Action names follow the upstream service's convention:

ProviderFormatExamples
GitHubresource:actionpulls:create, issues:read, admin:*
AWSservice:Actions3:GetObject, sqs:SendMessage
AzureProvider/resource/actionMicrosoft.Storage/storageAccounts/read
GCPservice.resource.actionstorage.objects.get
Telegrammethod namesendMessage, getUpdates

GitHub example — read-only access to issues and pull requests:

spec:
type: github
auth: {type: pat, secretRef: github-pat}
policy:
allow:
- issues:read
- pulls:read
- contents:read

AWS example — read-only S3, never write or delete:

spec:
type: aws
auth: {type: aws-sigv4, secretRef: aws-creds}
config: {region: us-east-1, services: [s3]}
policy:
allow:
- s3:GetObject
- s3:ListBucket
deny:
- s3:DeleteObject
- s3:PutObject

Telegram example — can send messages, cannot delete chats:

spec:
type: telegram
auth: {type: bot-token, secretRef: telegram-token}
policy:
allow: ["*"]
deny:
- deleteChat
- banChatMember

HTTP-level rules

spec:
policy:
allow: ["*"]
httpRules:
- methods: [GET]
paths: ["/repos/*/issues", "/repos/*/pulls"]
effect: allow
- methods: [POST, PUT, PATCH, DELETE]
paths: ["*"]
effect: deny
FieldDescription
methodsHTTP methods this rule matches (case-insensitive)
pathsPath patterns. Uses fnmatch globs (* = any chars in a segment, ** = across slashes)
effectallow or deny. Deny rules are evaluated first; the first match wins.

If httpRules is defined but nothing matches the incoming request, the request is denied by default. Combine with policy.allow/deny to layer action-based and HTTP-based rules.

Example — read-only GitHub via raw paths:

spec:
type: github
auth: {type: pat, secretRef: github-pat}
policy:
httpRules:
- methods: [GET]
paths: ["/repos/*/*/issues", "/repos/*/*/pulls", "/repos/*/*/contents/**"]
effect: allow
- methods: [POST, PUT, PATCH, DELETE]
paths: ["*"]
effect: deny

Example — generic HTTP service (type: http-token) scoped to one path prefix:

spec:
type: http-token
host: api.internal.example.com
auth: {type: bearer, secretRef: internal-api-token}
policy:
httpRules:
- methods: [GET, POST]
paths: ["/v2/customers/**"]
effect: allow

MCP tool policy

For type: mcp Providers, filter which tools the agent can call on the upstream server. Pai intercepts every tools/call JSON-RPC frame and checks it against the allow/deny lists before forwarding.

spec:
type: mcp
mcp: {url: https://mcp.notion.com/sse, transport: sse}
auth: {type: api-key, secretRef: notion-mcp-token}
policy:
mcp:
allowedTools: [search_pages, fetch_document, fetch_database]
deniedTools: [delete_page, delete_database]
FieldDescription
allowedToolsTool names the agent may call. Empty = all tools permitted.
deniedToolsTool names explicitly blocked. Evaluated before allowedTools — a matching deny always wins.

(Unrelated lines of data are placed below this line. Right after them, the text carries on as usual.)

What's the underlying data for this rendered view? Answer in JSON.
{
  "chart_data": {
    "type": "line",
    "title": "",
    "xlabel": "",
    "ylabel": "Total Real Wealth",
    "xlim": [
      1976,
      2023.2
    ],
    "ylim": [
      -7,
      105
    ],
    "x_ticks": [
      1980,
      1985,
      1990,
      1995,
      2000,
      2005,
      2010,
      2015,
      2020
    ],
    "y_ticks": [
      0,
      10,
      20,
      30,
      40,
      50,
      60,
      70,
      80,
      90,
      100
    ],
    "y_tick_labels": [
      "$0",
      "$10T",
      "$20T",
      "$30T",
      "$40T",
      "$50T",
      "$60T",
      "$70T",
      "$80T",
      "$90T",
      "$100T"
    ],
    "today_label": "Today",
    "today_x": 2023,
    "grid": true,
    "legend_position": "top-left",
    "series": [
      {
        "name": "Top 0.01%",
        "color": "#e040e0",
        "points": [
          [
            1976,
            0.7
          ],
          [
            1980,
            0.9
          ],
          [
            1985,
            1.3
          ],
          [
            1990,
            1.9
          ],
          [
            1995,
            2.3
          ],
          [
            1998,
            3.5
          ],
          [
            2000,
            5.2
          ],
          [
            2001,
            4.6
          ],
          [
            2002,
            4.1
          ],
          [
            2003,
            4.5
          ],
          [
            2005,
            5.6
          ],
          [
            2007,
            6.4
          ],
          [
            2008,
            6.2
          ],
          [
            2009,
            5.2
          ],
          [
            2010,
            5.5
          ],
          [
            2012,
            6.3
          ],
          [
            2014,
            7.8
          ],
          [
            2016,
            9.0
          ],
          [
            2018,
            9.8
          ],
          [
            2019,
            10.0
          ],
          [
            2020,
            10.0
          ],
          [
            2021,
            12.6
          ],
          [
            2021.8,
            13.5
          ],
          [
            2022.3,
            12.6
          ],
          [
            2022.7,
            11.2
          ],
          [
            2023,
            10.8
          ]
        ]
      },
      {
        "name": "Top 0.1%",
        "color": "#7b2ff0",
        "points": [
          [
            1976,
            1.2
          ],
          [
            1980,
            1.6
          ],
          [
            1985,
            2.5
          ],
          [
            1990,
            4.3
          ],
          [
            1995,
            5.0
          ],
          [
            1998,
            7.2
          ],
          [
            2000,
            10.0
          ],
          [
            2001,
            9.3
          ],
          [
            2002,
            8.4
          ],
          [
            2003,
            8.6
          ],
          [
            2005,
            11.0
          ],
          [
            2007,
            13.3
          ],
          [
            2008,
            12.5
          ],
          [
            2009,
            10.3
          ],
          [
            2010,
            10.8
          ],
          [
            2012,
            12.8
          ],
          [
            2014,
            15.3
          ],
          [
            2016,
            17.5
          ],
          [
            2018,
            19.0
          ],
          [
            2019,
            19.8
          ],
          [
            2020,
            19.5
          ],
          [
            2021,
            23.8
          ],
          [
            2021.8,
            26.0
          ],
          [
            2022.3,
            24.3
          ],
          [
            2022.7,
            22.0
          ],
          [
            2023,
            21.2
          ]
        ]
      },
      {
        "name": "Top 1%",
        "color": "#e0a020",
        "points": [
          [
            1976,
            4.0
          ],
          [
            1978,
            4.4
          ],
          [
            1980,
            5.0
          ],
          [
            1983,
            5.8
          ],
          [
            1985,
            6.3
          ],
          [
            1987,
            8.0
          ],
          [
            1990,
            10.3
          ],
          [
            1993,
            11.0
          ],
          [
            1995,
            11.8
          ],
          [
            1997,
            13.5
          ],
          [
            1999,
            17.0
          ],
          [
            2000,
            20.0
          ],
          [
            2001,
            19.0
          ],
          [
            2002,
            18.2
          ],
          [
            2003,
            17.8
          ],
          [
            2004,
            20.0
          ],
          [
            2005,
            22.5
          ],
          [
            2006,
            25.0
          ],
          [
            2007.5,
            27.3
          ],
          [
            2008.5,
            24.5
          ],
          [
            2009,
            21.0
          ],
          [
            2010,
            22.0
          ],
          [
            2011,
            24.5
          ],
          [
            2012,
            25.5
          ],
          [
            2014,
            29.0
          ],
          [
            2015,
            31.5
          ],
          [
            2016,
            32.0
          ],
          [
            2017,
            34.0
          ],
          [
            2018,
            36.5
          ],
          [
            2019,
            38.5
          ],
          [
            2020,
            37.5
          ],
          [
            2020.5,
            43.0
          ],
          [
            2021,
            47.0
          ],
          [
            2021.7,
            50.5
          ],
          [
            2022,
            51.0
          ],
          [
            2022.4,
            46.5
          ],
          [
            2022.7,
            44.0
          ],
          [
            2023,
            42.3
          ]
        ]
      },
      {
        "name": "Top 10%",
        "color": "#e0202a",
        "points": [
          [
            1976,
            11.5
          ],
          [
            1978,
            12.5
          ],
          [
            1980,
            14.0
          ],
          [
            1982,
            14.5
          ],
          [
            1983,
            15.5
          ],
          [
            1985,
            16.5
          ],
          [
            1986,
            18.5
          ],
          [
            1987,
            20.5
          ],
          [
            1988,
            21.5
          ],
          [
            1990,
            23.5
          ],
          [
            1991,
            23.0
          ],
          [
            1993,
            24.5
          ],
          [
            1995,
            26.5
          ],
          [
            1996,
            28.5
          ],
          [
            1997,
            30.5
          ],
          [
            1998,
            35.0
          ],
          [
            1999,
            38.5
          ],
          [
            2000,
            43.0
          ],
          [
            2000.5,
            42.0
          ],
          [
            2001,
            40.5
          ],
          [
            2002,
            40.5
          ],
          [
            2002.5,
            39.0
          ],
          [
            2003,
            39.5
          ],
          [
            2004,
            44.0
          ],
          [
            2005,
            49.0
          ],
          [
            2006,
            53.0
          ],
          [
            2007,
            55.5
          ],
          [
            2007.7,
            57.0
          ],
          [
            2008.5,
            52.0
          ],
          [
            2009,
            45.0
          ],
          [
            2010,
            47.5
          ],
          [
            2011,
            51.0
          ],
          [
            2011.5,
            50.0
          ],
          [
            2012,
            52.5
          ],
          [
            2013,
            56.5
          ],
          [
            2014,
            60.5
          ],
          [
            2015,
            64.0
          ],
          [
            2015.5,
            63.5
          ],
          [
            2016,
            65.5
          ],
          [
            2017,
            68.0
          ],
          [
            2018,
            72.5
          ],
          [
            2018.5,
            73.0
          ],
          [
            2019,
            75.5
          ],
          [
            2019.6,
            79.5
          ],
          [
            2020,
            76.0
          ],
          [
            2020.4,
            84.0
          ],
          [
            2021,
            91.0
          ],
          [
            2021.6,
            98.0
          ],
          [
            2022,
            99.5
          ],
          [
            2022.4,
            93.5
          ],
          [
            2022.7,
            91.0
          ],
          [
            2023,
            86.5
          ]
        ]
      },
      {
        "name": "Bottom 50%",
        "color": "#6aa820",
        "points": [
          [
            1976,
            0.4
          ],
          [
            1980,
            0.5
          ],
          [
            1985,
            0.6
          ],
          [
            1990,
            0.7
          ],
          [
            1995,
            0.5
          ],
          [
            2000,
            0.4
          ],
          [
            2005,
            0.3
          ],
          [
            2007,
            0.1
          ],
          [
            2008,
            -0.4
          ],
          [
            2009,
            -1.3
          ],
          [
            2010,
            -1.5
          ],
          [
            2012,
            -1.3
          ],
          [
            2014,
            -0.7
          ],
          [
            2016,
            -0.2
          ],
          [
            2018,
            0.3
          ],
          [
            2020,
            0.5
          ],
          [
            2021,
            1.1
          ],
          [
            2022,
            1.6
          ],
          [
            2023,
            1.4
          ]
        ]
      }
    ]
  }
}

Tool names come from the MCP server's tools/list response. Pai filters that catalogue at registration time, so the agent only sees tools the policy allows.

Audit mode

Roll a new policy out safely without breaking live traffic. In audit mode, policy violations are logged with an AUDIT (not blocked): prefix and the request is still forwarded — use it to validate a tightening change against real traffic before flipping to enforce.

spec:
audit:
logRequests: true
enforcement: audit # switch to "enforce" once you're confident
FieldDescription
logRequestsLog every API call (default true)
enforcementenforce (default) blocks violations · audit logs them but allows the request

Policy changes (policy, httpRules, audit, scope) take effect on running agents within ~1 minute — no restart required.